The Law stipulates that the “whole society” (全社会) must “study the honourable and glorious history of the Chinese People’s Liberation Army” (学习中国人民解放军光荣历史), and that every school must set up national defence education (国防教育) classes in which the army’s history and the “exemplary deeds of heroes” (英雄模范事迹) are taught.

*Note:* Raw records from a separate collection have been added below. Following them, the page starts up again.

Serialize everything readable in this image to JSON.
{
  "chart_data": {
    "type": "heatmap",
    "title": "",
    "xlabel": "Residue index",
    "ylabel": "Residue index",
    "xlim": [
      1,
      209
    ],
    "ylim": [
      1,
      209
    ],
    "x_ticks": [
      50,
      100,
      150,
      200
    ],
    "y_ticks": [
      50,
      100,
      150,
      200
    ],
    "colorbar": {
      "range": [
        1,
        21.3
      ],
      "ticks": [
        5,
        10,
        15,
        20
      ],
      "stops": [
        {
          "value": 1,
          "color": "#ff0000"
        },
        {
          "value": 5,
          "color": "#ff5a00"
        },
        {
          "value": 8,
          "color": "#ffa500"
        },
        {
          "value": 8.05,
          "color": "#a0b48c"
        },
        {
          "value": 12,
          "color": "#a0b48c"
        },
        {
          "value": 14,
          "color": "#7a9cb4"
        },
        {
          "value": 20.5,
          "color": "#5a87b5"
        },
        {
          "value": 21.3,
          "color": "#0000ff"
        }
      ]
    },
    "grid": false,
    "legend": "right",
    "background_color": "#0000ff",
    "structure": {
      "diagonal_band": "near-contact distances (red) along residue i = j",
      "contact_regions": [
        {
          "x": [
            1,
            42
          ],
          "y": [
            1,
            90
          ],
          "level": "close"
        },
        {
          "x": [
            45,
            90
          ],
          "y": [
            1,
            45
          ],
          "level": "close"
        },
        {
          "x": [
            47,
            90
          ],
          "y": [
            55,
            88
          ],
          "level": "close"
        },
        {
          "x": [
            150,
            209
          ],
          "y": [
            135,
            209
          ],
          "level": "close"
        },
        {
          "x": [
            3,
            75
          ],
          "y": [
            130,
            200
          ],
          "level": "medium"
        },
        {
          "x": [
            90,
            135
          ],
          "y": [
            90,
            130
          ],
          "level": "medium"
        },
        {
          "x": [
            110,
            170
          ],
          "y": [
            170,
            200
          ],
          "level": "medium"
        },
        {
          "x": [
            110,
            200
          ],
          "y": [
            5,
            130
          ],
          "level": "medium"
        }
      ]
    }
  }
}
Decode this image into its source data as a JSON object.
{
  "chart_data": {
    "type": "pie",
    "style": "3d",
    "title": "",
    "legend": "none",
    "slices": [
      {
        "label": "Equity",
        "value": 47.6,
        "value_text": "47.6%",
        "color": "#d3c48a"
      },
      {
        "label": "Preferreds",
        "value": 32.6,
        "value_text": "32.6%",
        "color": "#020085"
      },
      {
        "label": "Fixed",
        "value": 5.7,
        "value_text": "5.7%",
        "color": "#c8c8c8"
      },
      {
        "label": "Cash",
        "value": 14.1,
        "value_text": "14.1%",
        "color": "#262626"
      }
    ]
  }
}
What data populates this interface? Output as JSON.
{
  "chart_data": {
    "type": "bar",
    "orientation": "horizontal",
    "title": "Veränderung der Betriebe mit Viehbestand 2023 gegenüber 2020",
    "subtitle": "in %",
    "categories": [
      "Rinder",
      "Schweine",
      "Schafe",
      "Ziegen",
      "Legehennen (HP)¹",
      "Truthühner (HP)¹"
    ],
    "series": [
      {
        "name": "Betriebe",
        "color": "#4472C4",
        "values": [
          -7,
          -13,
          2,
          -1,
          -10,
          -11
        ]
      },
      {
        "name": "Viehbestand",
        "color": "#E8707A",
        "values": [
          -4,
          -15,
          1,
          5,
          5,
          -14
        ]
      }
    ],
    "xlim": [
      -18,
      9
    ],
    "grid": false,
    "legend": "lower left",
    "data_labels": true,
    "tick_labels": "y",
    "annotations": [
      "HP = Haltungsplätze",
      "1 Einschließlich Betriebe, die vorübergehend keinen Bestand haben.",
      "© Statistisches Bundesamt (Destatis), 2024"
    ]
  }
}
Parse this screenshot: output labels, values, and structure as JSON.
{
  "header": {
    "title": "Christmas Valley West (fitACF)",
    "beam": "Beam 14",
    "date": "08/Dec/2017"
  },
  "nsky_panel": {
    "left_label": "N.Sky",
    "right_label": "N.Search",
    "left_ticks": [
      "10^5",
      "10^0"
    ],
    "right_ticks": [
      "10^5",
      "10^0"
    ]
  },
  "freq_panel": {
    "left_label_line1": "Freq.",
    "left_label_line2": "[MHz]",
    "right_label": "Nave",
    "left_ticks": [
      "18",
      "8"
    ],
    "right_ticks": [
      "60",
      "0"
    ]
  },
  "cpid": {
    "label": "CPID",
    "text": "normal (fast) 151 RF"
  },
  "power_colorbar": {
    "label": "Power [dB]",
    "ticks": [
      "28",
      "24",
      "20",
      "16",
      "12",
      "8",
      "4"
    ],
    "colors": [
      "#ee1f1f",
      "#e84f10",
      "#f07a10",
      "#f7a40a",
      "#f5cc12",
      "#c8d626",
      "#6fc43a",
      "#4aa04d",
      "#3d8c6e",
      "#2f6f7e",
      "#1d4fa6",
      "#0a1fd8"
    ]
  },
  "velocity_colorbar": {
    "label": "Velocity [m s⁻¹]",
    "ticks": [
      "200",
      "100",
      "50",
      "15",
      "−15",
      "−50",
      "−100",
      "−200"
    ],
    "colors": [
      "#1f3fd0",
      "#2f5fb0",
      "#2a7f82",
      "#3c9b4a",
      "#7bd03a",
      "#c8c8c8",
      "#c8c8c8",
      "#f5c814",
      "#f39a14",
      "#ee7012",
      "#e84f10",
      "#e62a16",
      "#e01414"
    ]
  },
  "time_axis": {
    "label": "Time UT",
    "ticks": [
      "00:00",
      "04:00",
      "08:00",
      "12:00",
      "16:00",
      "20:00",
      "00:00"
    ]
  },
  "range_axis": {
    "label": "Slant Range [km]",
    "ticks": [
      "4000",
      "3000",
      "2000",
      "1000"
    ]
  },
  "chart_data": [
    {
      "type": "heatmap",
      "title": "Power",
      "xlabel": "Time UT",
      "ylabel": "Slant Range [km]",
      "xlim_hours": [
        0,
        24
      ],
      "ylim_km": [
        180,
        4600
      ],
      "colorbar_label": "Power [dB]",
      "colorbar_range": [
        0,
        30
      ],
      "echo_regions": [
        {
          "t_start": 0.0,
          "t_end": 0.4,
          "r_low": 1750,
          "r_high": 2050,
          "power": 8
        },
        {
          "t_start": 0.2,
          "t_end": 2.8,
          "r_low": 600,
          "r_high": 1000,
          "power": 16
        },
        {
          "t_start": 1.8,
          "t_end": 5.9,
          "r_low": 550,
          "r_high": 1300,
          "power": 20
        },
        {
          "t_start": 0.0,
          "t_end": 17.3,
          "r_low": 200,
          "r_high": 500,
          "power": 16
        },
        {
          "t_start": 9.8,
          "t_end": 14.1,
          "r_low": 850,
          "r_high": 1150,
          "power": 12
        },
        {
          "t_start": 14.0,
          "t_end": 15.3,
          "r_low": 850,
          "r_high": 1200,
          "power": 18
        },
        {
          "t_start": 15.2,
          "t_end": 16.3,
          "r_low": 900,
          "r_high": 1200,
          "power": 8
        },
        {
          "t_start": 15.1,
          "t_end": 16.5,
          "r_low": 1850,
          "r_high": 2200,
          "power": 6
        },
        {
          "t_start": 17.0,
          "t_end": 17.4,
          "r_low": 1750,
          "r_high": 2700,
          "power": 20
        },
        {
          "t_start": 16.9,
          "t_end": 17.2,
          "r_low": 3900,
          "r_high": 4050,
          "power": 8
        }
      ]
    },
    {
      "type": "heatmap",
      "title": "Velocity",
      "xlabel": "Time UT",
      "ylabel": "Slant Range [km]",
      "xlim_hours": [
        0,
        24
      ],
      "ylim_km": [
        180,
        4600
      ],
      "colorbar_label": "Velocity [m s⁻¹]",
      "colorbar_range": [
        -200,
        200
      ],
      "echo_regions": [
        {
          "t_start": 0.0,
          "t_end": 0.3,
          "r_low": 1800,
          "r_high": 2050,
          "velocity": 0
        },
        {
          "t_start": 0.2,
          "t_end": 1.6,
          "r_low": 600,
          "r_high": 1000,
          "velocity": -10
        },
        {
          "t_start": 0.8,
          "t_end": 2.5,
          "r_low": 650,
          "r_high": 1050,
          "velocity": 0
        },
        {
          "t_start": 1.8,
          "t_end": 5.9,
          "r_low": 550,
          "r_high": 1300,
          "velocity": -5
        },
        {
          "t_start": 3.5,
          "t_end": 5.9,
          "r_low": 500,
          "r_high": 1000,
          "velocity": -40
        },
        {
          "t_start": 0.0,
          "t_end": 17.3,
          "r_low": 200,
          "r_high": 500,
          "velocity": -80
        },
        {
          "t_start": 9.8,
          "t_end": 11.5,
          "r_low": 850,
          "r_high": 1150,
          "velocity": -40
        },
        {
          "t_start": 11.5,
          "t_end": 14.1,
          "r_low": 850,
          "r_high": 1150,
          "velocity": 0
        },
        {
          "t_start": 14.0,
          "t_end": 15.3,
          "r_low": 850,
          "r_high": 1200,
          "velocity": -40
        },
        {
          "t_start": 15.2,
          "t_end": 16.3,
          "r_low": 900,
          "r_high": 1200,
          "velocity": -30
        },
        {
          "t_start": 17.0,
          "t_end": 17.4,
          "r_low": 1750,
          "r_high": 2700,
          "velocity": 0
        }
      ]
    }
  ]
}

The Law criminalizes any speech that mocks, slanders or defames the military, i.e. any speech that the CCP regards as a threat to its leadership and to the soldiers who safeguard its leadership by force or the threat thereof:

No organization or individual shall in any way slander or disparage the honour of soldiers, insult or slander their reputation, or purposely damage or sully the military’s glorious symbols (任何组织和个人不得以任何方式诋毁、贬损军人的荣誉,侮辱、诽谤军人的名誉,不得故意毁损、玷污军人的荣誉标识).

On May 31, Qiu Ziming, a Chinese political commentator and blogger, was sentenced to eight months in prison for “defaming heroes and martyrs” after he had questioned the government’s official account of border clashes in the Himalayan region.

The new law thus appears to tighten the regime’s grip on the country’s already heavily censored media, signalling that the CCP will not tolerate any criticism of the armed forces and their use by the CCP to further its agenda.